Now when it comes to bedwetting, the best solution tends to be what’s called a Bell-and-Pad system.  It’s an electrical device that the person sleeps on, which rings an alarm when it senses moisture.  This trains them to wake up and go to their toilet, instead of peeing their whole bladder into the bed.  Over time, the person learns to wake up when they just feel pressure, the way I do.

But as you say, your mother isn’t even upset about the bedwetting.  It’s the underwear.  So while I understand her thoughts about nappies, I’m going to recommend something probably neither of you will like much, which is to talk to a psychotherapist.

I’m not saying you’re crazy, or mentally ill, or anything like that.  But you humans have gigantic brains that have lots of stuff going on in them that you’re aware of, and even more going on that you’re not aware of.  This is why your dreams are so much more interesting than ours (though mine, which mainly involve fighting and squirrel-chasing, are enormously fun, even if they’re simple!).

And if nothing’s wrong with you physically, then it sounds like there’s something going on emotionally, that you don’t know about yet.  Maybe you’re very anxious about something, maybe you’re upset or angry about something going on in your life.  And if so, putting a nappy on the problem is only going to make it worse (it’s not like walking around with a bunchy diaper is going to make you feel less anxious or angry, right?!).

The first, middle, and last thing I need to say on this issue is IT’S NOT YOUR FAULT.  It’s not anyone’s.  We just want to get to the bottom of the problem (sorry, I had to make that joke, just had to!), and neither you, your mother, nor your pediatrician is going to be able to do that.

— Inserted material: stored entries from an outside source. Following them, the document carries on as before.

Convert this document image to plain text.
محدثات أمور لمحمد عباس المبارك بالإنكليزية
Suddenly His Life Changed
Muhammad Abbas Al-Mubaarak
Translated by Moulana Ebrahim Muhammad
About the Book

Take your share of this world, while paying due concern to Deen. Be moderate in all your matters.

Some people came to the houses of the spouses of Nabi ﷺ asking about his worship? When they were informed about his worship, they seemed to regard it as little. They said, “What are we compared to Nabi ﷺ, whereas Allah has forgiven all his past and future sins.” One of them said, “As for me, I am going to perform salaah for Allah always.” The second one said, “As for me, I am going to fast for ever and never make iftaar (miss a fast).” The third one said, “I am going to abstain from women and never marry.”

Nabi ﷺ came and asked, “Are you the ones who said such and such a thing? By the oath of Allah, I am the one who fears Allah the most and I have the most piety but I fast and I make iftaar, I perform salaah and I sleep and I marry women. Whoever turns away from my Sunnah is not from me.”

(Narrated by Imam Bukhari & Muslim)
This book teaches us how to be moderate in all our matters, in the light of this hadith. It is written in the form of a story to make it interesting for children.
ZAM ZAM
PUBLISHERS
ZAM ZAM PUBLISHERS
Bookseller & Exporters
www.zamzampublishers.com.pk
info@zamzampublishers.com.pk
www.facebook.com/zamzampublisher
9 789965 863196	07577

If your parents don’t know of a good child therapist, I’d suggest asking your doctor for a recommendation.  If that doesn’t work, and you can’t find anyone who knows of someone, feel free to write me and ask about it; I don’t currently know where you live, but you can let me know and I can have Handsome do some research about therapists there (and I promise I won’t let anyone else know anything identifiable that you tell me).

So please do seek out someone great, and get past this problem. This is truly one area where resolving the issue makes EVERYONE happier.  So I wish you great luck!